For a grid refinement path example, in tests of the thermomechanically-coupled SIA model one refines in three dimensions, and these runs produced Figures 13, 14, and 15 of [16]:
pismv -test G -max_dt 10.0 -y 25000 -Mx 61 -My 61 -Mz 61 -z_spacing equal
pismv -test G -max_dt 10.0 -y 25000 -Mx 91 -My 91 -Mz 91 -z_spacing equal
pismv -test G -max_dt 10.0 -y 25000 -Mx 121 -My 121 -Mz 121 -z_spacing equal
pismv -test G -max_dt 10.0 -y 25000 -Mx 181 -My 181 -Mz 181 -z_spacing equal
pismv -test G -max_dt 10.0 -y 25000 -Mx 241 -My 241 -Mz 241 -z_spacing equal
pismv -test G -max_dt 10.0 -y 25000 -Mx 361 -My 361 -Mz 361 -z_spacing equal
The last two runs require a supercomputer! In fact the \(361\times 361\times 361\) run
involves more than \(100\) million unknowns, updated at each of millions of time
steps.
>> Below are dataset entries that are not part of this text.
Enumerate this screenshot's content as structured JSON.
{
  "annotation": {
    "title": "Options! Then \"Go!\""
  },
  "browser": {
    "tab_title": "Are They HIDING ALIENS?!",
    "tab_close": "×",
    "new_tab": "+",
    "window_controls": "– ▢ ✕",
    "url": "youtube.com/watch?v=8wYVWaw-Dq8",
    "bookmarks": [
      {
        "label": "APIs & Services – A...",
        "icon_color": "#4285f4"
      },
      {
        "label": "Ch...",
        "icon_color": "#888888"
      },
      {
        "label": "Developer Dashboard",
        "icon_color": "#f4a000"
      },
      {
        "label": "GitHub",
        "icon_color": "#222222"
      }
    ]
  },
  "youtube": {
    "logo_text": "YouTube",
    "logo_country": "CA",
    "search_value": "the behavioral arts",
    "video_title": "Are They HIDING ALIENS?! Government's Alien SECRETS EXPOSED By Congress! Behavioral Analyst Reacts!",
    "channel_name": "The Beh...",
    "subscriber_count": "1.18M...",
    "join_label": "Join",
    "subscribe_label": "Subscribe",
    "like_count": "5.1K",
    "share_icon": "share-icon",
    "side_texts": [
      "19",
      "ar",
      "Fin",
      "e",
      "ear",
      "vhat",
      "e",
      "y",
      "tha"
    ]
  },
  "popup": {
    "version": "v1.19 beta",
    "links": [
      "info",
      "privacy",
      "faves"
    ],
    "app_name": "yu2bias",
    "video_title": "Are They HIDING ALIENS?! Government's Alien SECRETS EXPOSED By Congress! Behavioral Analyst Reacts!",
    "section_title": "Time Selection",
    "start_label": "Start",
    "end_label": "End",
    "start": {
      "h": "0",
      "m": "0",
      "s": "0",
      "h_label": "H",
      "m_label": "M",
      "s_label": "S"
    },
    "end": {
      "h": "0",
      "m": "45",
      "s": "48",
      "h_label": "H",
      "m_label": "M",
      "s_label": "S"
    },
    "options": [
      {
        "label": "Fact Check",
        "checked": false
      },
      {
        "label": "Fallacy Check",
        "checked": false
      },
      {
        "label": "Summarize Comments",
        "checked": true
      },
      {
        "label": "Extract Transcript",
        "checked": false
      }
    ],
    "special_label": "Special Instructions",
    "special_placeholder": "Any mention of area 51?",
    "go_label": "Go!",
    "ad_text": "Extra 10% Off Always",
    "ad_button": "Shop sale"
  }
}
Appropriate use of parallelism (mpiexec -n NN pismv
) and of the -skip
modification to adaptive timestepping accelerates such fine-grid runs; see section
Understanding adaptive time-stepping.
Figures Fig. 35 through Fig. 39 in
Sample convergence plots show a sampling of the results of verifying PISM using the
tests described above. These figures were produced automatically using Python scripts
test/vfnow.py
and test/vnreport.py
. See section Utility and test scripts.
These figures do not show outstanding rates of convergence, relative to textbook partial differential equation examples. For the errors in tests B and G, see the discussion of free margin shape in [58]. For the errors in test I, the exact continuum solution is not very smooth at the free boundary [21].